One of the reasons some Witness Against Torture activists have decided to fast is to be in solidarity with hunger strikers in the prison. “This isn’t a well known story, but there are a number of men in Guantánamo who have not eaten of their own volition since 2005, who are on hunger strike,” says Frida Berrigan, a national committee member of the War Resisters League who has been organizing with Witness Against Torture since its inception.

“They are being kept alive by force feeding twice a day. This is their act of resistance, of non-compliance, non-cooperation with their illegal detention,” she says. “So for some of us, this fast is our way of putting ourselves in relationship in some small way with the men who remain on hunger strike in Guantánamo.” Fifty people in the D.C. area are fasting, along with 150 nationwide.

Berrigan says that last year, the group decided to not do direct action because candidate Obama pledged to close the controversial facility.

“We were so excited and happy on January 22, 2009, when President Barack Obama, forty-eight hours after taking the oath of office, signed the executive order, and said very clearly, I’m going to shut down Guantanamo and I’m going to do it within a year,” Berrigan says.

“The hope that we felt and that excitement has been replaced by outrage, indignation, and frustration as we’ve seen the Obama Administration create more problems instead of solving the problem left to him by the Bush Administration,” she adds.

So this year, the group has descended upon Washington, D.C., to do direct action and talk to legislative aides. “Some of us did a silent prisoner walk, a very slow walk, through the Hart Building of the Senate, wearing orange jump suits, with a little banner on the back with the name of a man at Guantánamo who has been cleared for release, but remains at Guantánamo,” says Berrigan.

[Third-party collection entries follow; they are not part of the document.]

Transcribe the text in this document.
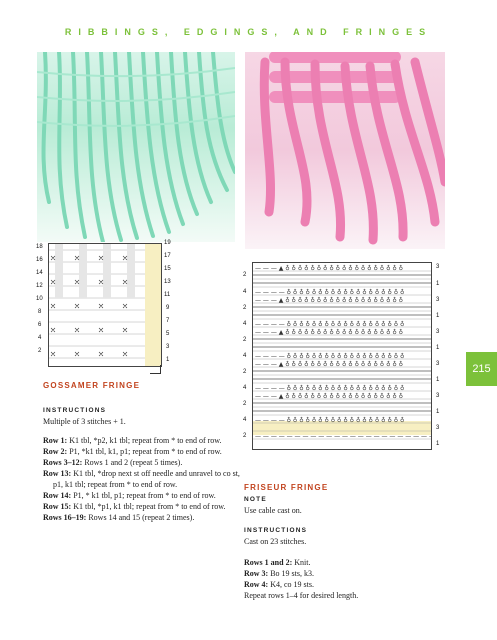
RIBBINGS, EDGINGS, AND FRINGES
18
16
14
12
10
8
6
4
2
19
17
15
13
11
9
7
5
3
1
— — — ▲ ♁ ♁ ♁ ♁ ♁ ♁ ♁ ♁ ♁ ♁ ♁ ♁ ♁ ♁ ♁ ♁ ♁ ♁ ♁
— — — — ♁ ♁ ♁ ♁ ♁ ♁ ♁ ♁ ♁ ♁ ♁ ♁ ♁ ♁ ♁ ♁ ♁ ♁ ♁
— — — ▲ ♁ ♁ ♁ ♁ ♁ ♁ ♁ ♁ ♁ ♁ ♁ ♁ ♁ ♁ ♁ ♁ ♁ ♁ ♁
— — — — ♁ ♁ ♁ ♁ ♁ ♁ ♁ ♁ ♁ ♁ ♁ ♁ ♁ ♁ ♁ ♁ ♁ ♁ ♁
— — — ▲ ♁ ♁ ♁ ♁ ♁ ♁ ♁ ♁ ♁ ♁ ♁ ♁ ♁ ♁ ♁ ♁ ♁ ♁ ♁
— — — — ♁ ♁ ♁ ♁ ♁ ♁ ♁ ♁ ♁ ♁ ♁ ♁ ♁ ♁ ♁ ♁ ♁ ♁ ♁
— — — ▲ ♁ ♁ ♁ ♁ ♁ ♁ ♁ ♁ ♁ ♁ ♁ ♁ ♁ ♁ ♁ ♁ ♁ ♁ ♁
— — — — ♁ ♁ ♁ ♁ ♁ ♁ ♁ ♁ ♁ ♁ ♁ ♁ ♁ ♁ ♁ ♁ ♁ ♁ ♁
— — — ▲ ♁ ♁ ♁ ♁ ♁ ♁ ♁ ♁ ♁ ♁ ♁ ♁ ♁ ♁ ♁ ♁ ♁ ♁ ♁
— — — — ♁ ♁ ♁ ♁ ♁ ♁ ♁ ♁ ♁ ♁ ♁ ♁ ♁ ♁ ♁ ♁ ♁ ♁ ♁
— — — — — — — — — — — — — — — — — — — — — — —
2
4
2
4
2
4
2
4
2
4
2
3
1
3
1
3
1
3
1
3
1
3
1
215
GOSSAMER FRINGE
INSTRUCTIONS
Multiple of 3 stitches + 1.
Row 1: K1 tbl, *p2, k1 tbl; repeat from * to end of row.
Row 2: P1, *k1 tbl, k1, p1; repeat from * to end of row.
Rows 3–12: Rows 1 and 2 (repeat 5 times).
Row 13: K1 tbl, *drop next st off needle and unravel to co st,
p1, k1 tbl; repeat from * to end of row.
Row 14: P1, * k1 tbl, p1; repeat from * to end of row.
Row 15: K1 tbl, *p1, k1 tbl; repeat from * to end of row.
Rows 16–19: Rows 14 and 15 (repeat 2 times).
FRISEUR FRINGE
NOTE
Use cable cast on.
INSTRUCTIONS
Cast on 23 stitches.
Rows 1 and 2: Knit.
Row 3: Bo 19 sts, k3.
Row 4: K4, co 19 sts.
Repeat rows 1–4 for desired length.
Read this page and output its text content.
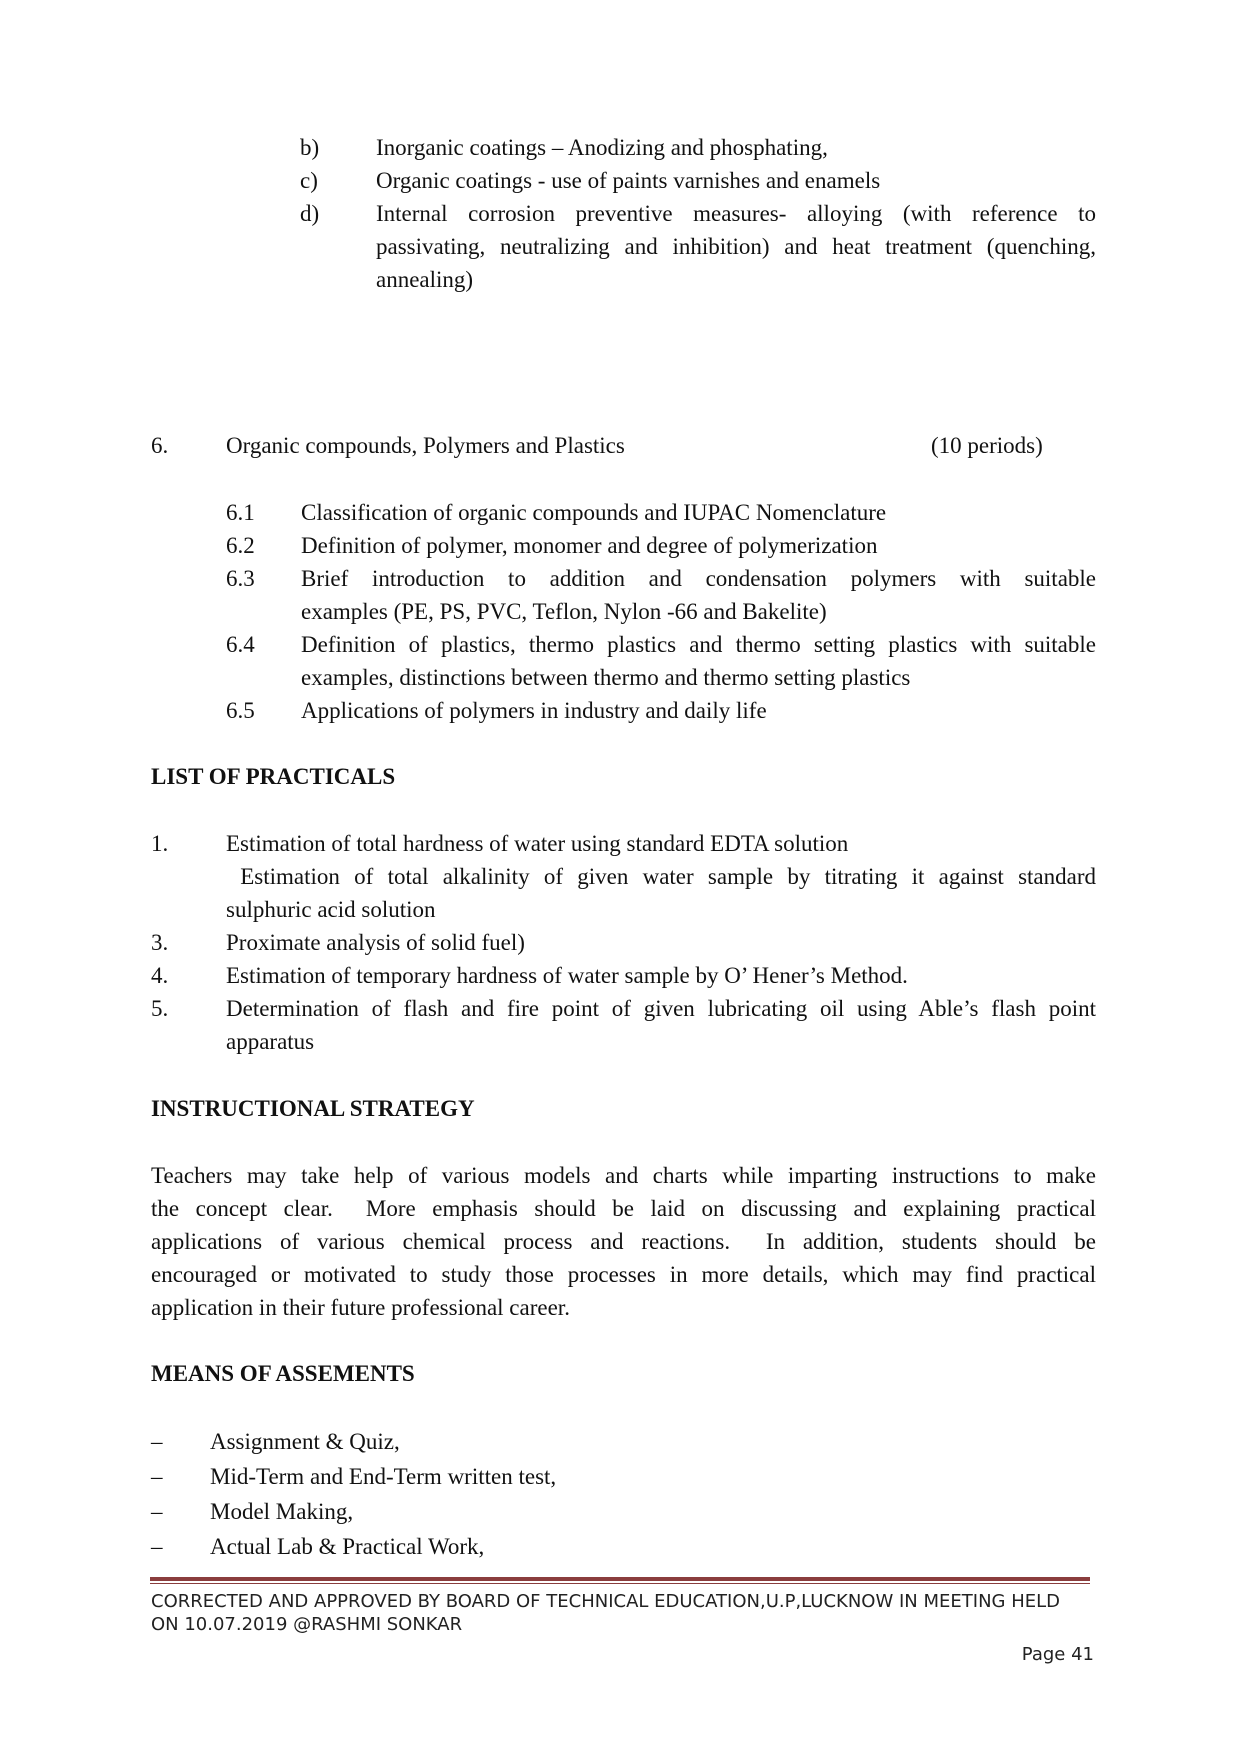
b) Inorganic coatings – Anodizing and phosphating,
c)	Organic coatings - use of paints varnishes and enamels
d) Internal corrosion preventive measures- alloying (with reference to
passivating, neutralizing and inhibition) and heat treatment (quenching,
annealing)
6.	Organic compounds, Polymers and Plastics	(10 periods)
6.1 Classification of organic compounds and IUPAC Nomenclature
6.2 Definition of polymer, monomer and degree of polymerization
6.3 Brief introduction to addition and condensation polymers with suitable
examples (PE, PS, PVC, Teflon, Nylon -66 and Bakelite)
6.4 Definition of plastics, thermo plastics and thermo setting plastics with suitable
examples, distinctions between thermo and thermo setting plastics
6.5 Applications of polymers in industry and daily life
LIST OF PRACTICALS
1.	Estimation of total hardness of water using standard EDTA solution
Estimation of total alkalinity of given water sample by titrating it against standard
sulphuric acid solution
3.	Proximate analysis of solid fuel)
4.	Estimation of temporary hardness of water sample by O’ Hener’s Method.
5.	Determination of flash and fire point of given lubricating oil using Able’s flash point
apparatus
INSTRUCTIONAL STRATEGY
Teachers may take help of various models and charts while imparting instructions to make
the concept clear.  More emphasis should be laid on discussing and explaining practical
applications of various chemical process and reactions.  In addition, students should be
encouraged or motivated to study those processes in more details, which may find practical
application in their future professional career.
MEANS OF ASSEMENTS
– Assignment & Quiz,
– Mid-Term and End-Term written test,
– Model Making,
– Actual Lab & Practical Work,
CORRECTED AND APPROVED BY BOARD OF TECHNICAL EDUCATION,U.P,LUCKNOW IN MEETING HELD
ON 10.07.2019 @RASHMI SONKAR
Page 41
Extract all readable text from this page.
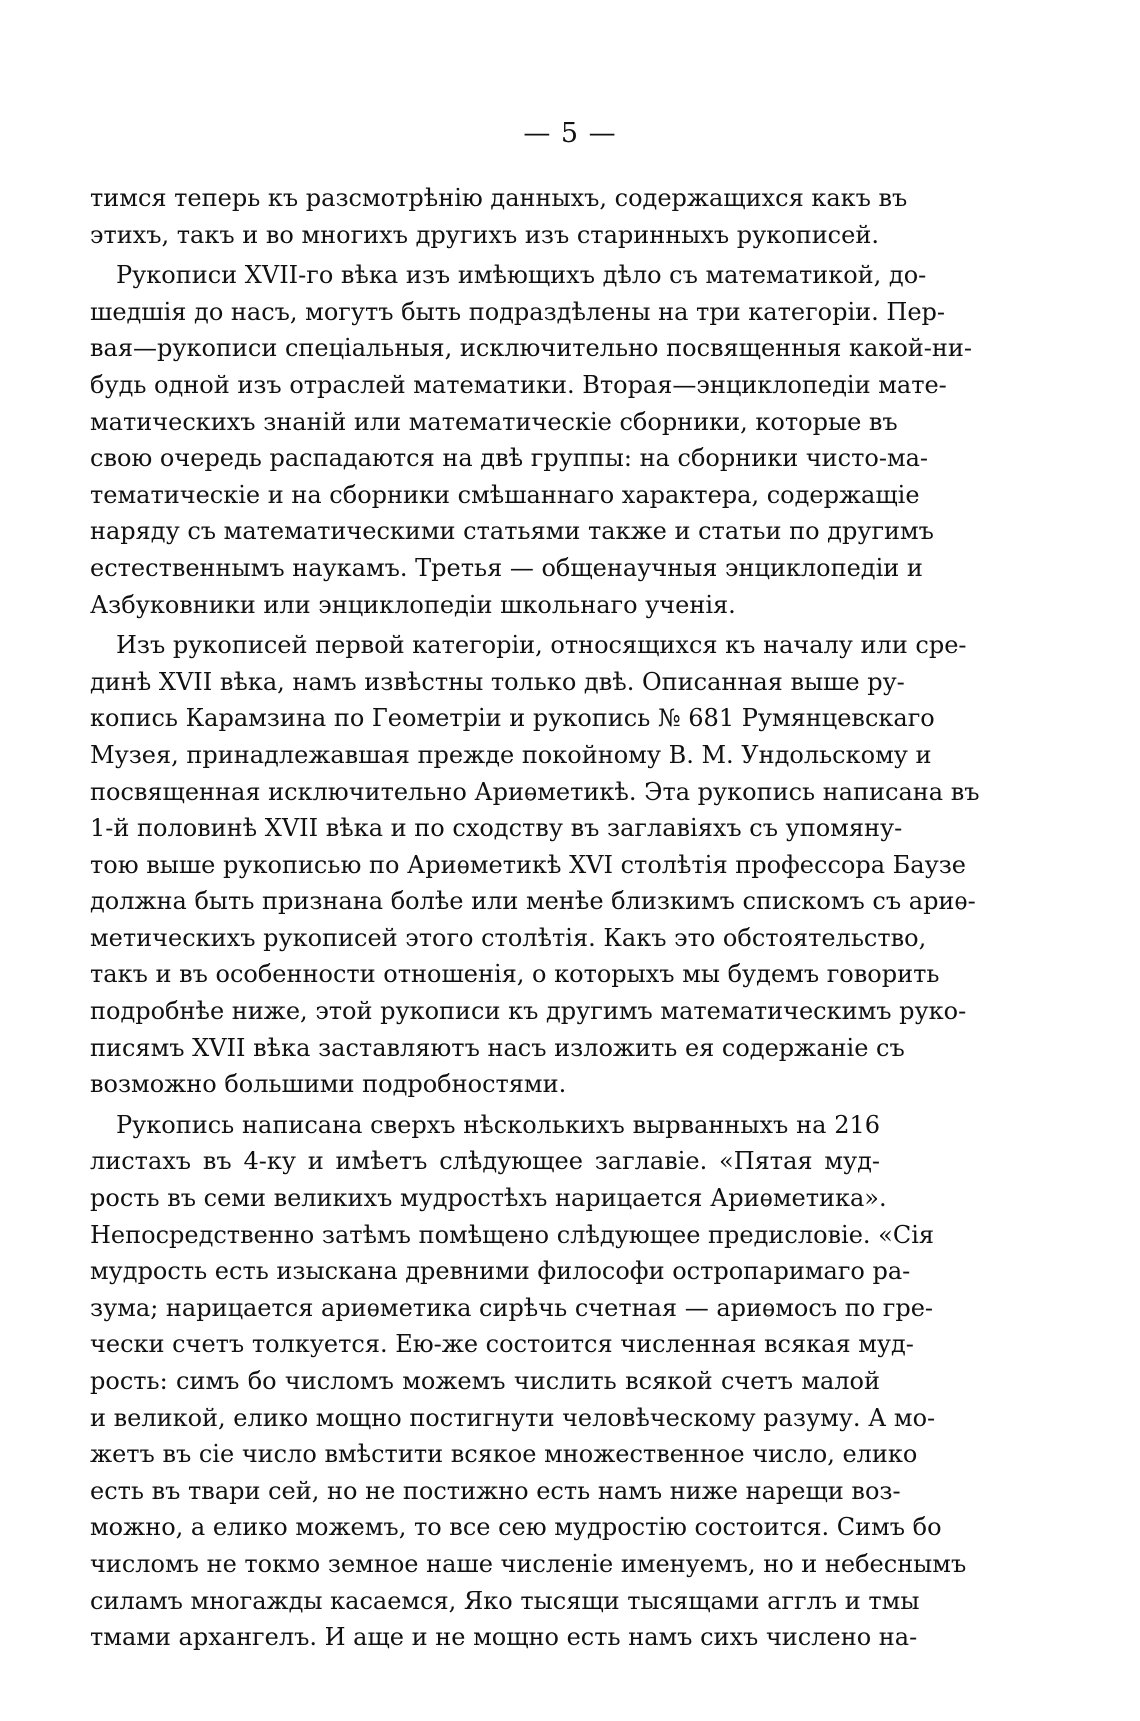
— 5 —
тимся теперь къ разсмотрѣнію данныхъ, содержащихся какъ въ
этихъ, такъ и во многихъ другихъ изъ старинныхъ рукописей.
Рукописи XVII-го вѣка изъ имѣющихъ дѣло съ математикой, до-
шедшія до насъ, могутъ быть подраздѣлены на три категоріи. Пер-
вая—рукописи спеціальныя, исключительно посвященныя какой-ни-
будь одной изъ отраслей математики. Вторая—энциклопедіи мате-
матическихъ знаній или математическіе сборники, которые въ
свою очередь распадаются на двѣ группы: на сборники чисто-ма-
тематическіе и на сборники смѣшаннаго характера, содержащіе
наряду съ математическими статьями также и статьи по другимъ
естественнымъ наукамъ. Третья — общенаучныя энциклопедіи и
Азбуковники или энциклопедіи школьнаго ученія.
Изъ рукописей первой категоріи, относящихся къ началу или сре-
динѣ XVII вѣка, намъ извѣстны только двѣ. Описанная выше ру-
копись Карамзина по Геометріи и рукопись № 681 Румянцевскаго
Музея, принадлежавшая прежде покойному В. М. Ундольскому и
посвященная исключительно Ариѳметикѣ. Эта рукопись написана въ
1-й половинѣ XVII вѣка и по сходству въ заглавіяхъ съ упомяну-
тою выше рукописью по Ариѳметикѣ XVI столѣтія профессора Баузе
должна быть признана болѣе или менѣе близкимъ спискомъ съ ариѳ-
метическихъ рукописей этого столѣтія. Какъ это обстоятельство,
такъ и въ особенности отношенія, о которыхъ мы будемъ говорить
подробнѣе ниже, этой рукописи къ другимъ математическимъ руко-
писямъ XVII вѣка заставляютъ насъ изложить ея содержаніе съ
возможно большими подробностями.
Рукопись написана сверхъ нѣсколькихъ вырванныхъ на 216
листахъ въ 4-ку и имѣетъ слѣдующее заглавіе. «Пятая муд-
рость въ семи великихъ мудростѣхъ нарицается Ариѳметика».
Непосредственно затѣмъ помѣщено слѣдующее предисловіе. «Сія
мудрость есть изыскана древними философи остропаримаго ра-
зума; нарицается ариѳметика сирѣчь счетная — ариѳмосъ по гре-
чески счетъ толкуется. Ею-же состоится численная всякая муд-
рость: симъ бо числомъ можемъ числить всякой счетъ малой
и великой, елико мощно постигнути человѣческому разуму. А мо-
жетъ въ сіе число вмѣстити всякое множественное число, елико
есть въ твари сей, но не постижно есть намъ ниже нарещи воз-
можно, а елико можемъ, то все сею мудростію состоится. Симъ бо
числомъ не токмо земное наше численіе именуемъ, но и небеснымъ
силамъ многажды касаемся, Яко тысящи тысящами агглъ и тмы
тмами архангелъ. И аще и не мощно есть намъ сихъ числено на-
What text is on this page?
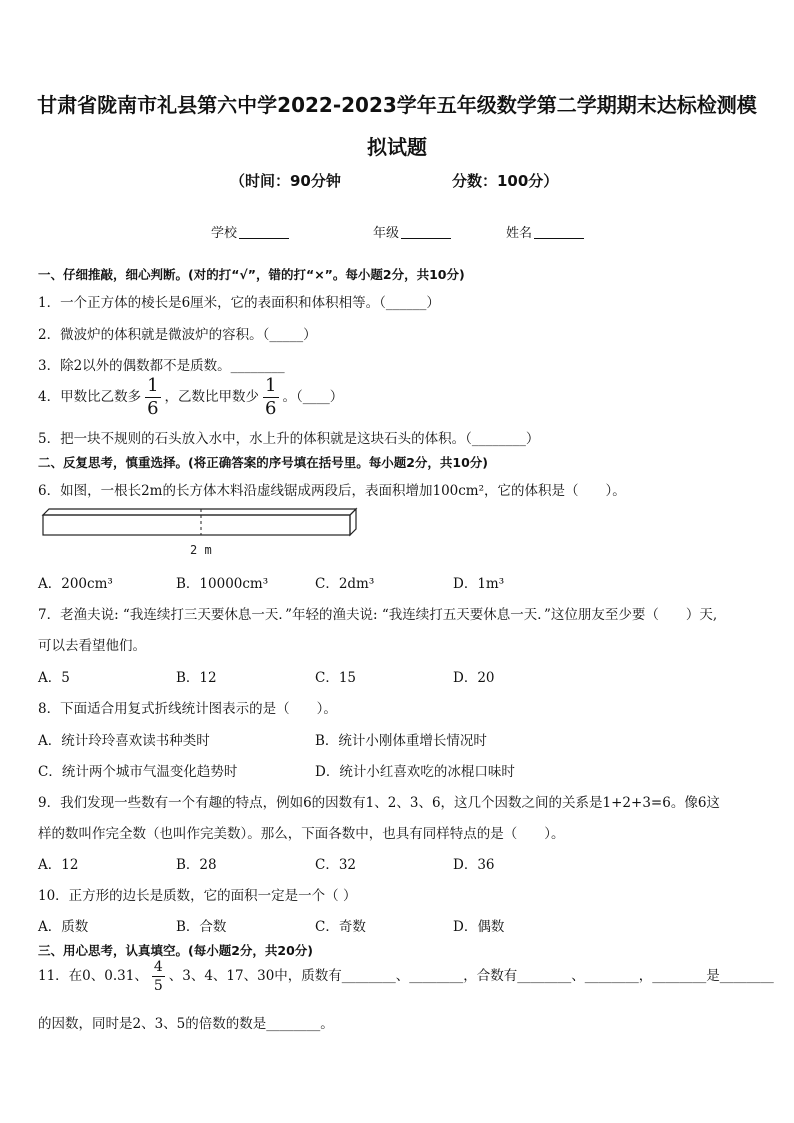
甘肃省陇南市礼县第六中学2022-2023学年五年级数学第二学期期末达标检测模拟试题
（时间：90分钟	分数：100分）
学校	年级	姓名
一、仔细推敲，细心判断。(对的打“√”，错的打“×”。每小题2分，共10分)
1．一个正方体的棱长是6厘米，它的表面积和体积相等。（______）
2．微波炉的体积就是微波炉的容积。（_____）
3．除2以外的偶数都不是质数。________
4．甲数比乙数多 $\frac{1}{6}$ ，乙数比甲数少 $\frac{1}{6}$ 。（____）
5．把一块不规则的石头放入水中，水上升的体积就是这块石头的体积。（________）
二、反复思考，慎重选择。(将正确答案的序号填在括号里。每小题2分，共10分)
6．如图，一根长2m的长方体木料沿虚线锯成两段后，表面积增加100cm²，它的体积是（　　）。
2 m
A．200cm³	B．10000cm³	C．2dm³	D．1m³
7．老渔夫说: “我连续打三天要休息一天．”年轻的渔夫说: “我连续打五天要休息一天．”这位朋友至少要（　　）天,
可以去看望他们。
A．5	B．12	C．15	D．20
8．下面适合用复式折线统计图表示的是（　　）。
A．统计玲玲喜欢读书种类时	B．统计小刚体重增长情况时
C．统计两个城市气温变化趋势时	D．统计小红喜欢吃的冰棍口味时
9．我们发现一些数有一个有趣的特点，例如6的因数有1、2、3、6，这几个因数之间的关系是1+2+3=6。像6这
样的数叫作完全数（也叫作完美数）。那么，下面各数中，也具有同样特点的是（　　）。
A．12	B．28	C．32	D．36
10．正方形的边长是质数，它的面积一定是一个（ ）
A．质数	B．合数	C．奇数	D．偶数
三、用心思考，认真填空。(每小题2分，共20分)
11．在0、0.31、 $\frac{4}{5}$ 、3、4、17、30中，质数有________、________，合数有________、________，________是________
的因数，同时是2、3、5的倍数的数是________。
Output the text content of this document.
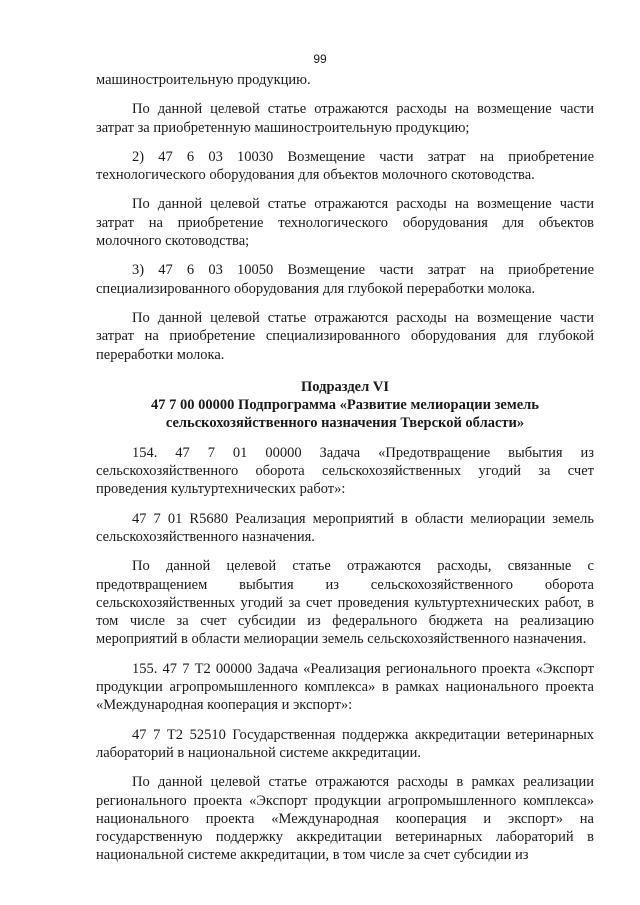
99

машиностроительную продукцию.

По данной целевой статье отражаются расходы на возмещение части затрат за приобретенную машиностроительную продукцию;

2) 47 6 03 10030 Возмещение части затрат на приобретение технологического оборудования для объектов молочного скотоводства.

По данной целевой статье отражаются расходы на возмещение части затрат на приобретение технологического оборудования для объектов молочного скотоводства;

3) 47 6 03 10050 Возмещение части затрат на приобретение специализированного оборудования для глубокой переработки молока.

По данной целевой статье отражаются расходы на возмещение части затрат на приобретение специализированного оборудования для глубокой переработки молока.

Подраздел VI
47 7 00 00000 Подпрограмма «Развитие мелиорации земель
сельскохозяйственного назначения Тверской области»

154. 47 7 01 00000 Задача «Предотвращение выбытия из сельскохозяйственного оборота сельскохозяйственных угодий за счет проведения культуртехнических работ»:

47 7 01 R5680 Реализация мероприятий в области мелиорации земель сельскохозяйственного назначения.

По данной целевой статье отражаются расходы, связанные с предотвращением выбытия из сельскохозяйственного оборота сельскохозяйственных угодий за счет проведения культуртехнических работ, в том числе за счет субсидии из федерального бюджета на реализацию мероприятий в области мелиорации земель сельскохозяйственного назначения.

155. 47 7 Т2 00000 Задача «Реализация регионального проекта «Экспорт продукции агропромышленного комплекса» в рамках национального проекта «Международная кооперация и экспорт»:

47 7 Т2 52510 Государственная поддержка аккредитации ветеринарных лабораторий в национальной системе аккредитации.

По данной целевой статье отражаются расходы в рамках реализации регионального проекта «Экспорт продукции агропромышленного комплекса» национального проекта «Международная кооперация и экспорт» на государственную поддержку аккредитации ветеринарных лабораторий в национальной системе аккредитации, в том числе за счет субсидии из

The foiled Christmas day attack only strengthened Berrigan’s commitment. “We’re facing a more hardened public, a public that is afraid, a public that is awash in hateful rhetoric, for the last three weeks,” she says. “At the same time, the failed terrorist attack proves our point. Where is that young Nigerian man being held? He’s being held in Michigan. He stood before a judge a week ago and pled not guilty. He’s going to have a trial and he will be sentenced if he is found guilty. Our criminal justice system, in this way, works.”

“All of the institutions that are supposed ensure that justice is followed and laws are followed have failed the men at Guantánamo and at Bagram,” says Berrigan. “People are detained throughout the world in the name of security in the War on Terror. So it’s up to us as people to not fail, to do something, to urge these institutions to not fail.”

But not at Guantánamo or at Bagram Air Base in Afghanistan or at secret prisons elsewhere.

Civil liberties took a back seat to national security threats during the Bush Administration. It’s time for Obama to keep his promises to close Guantánamo and end torture.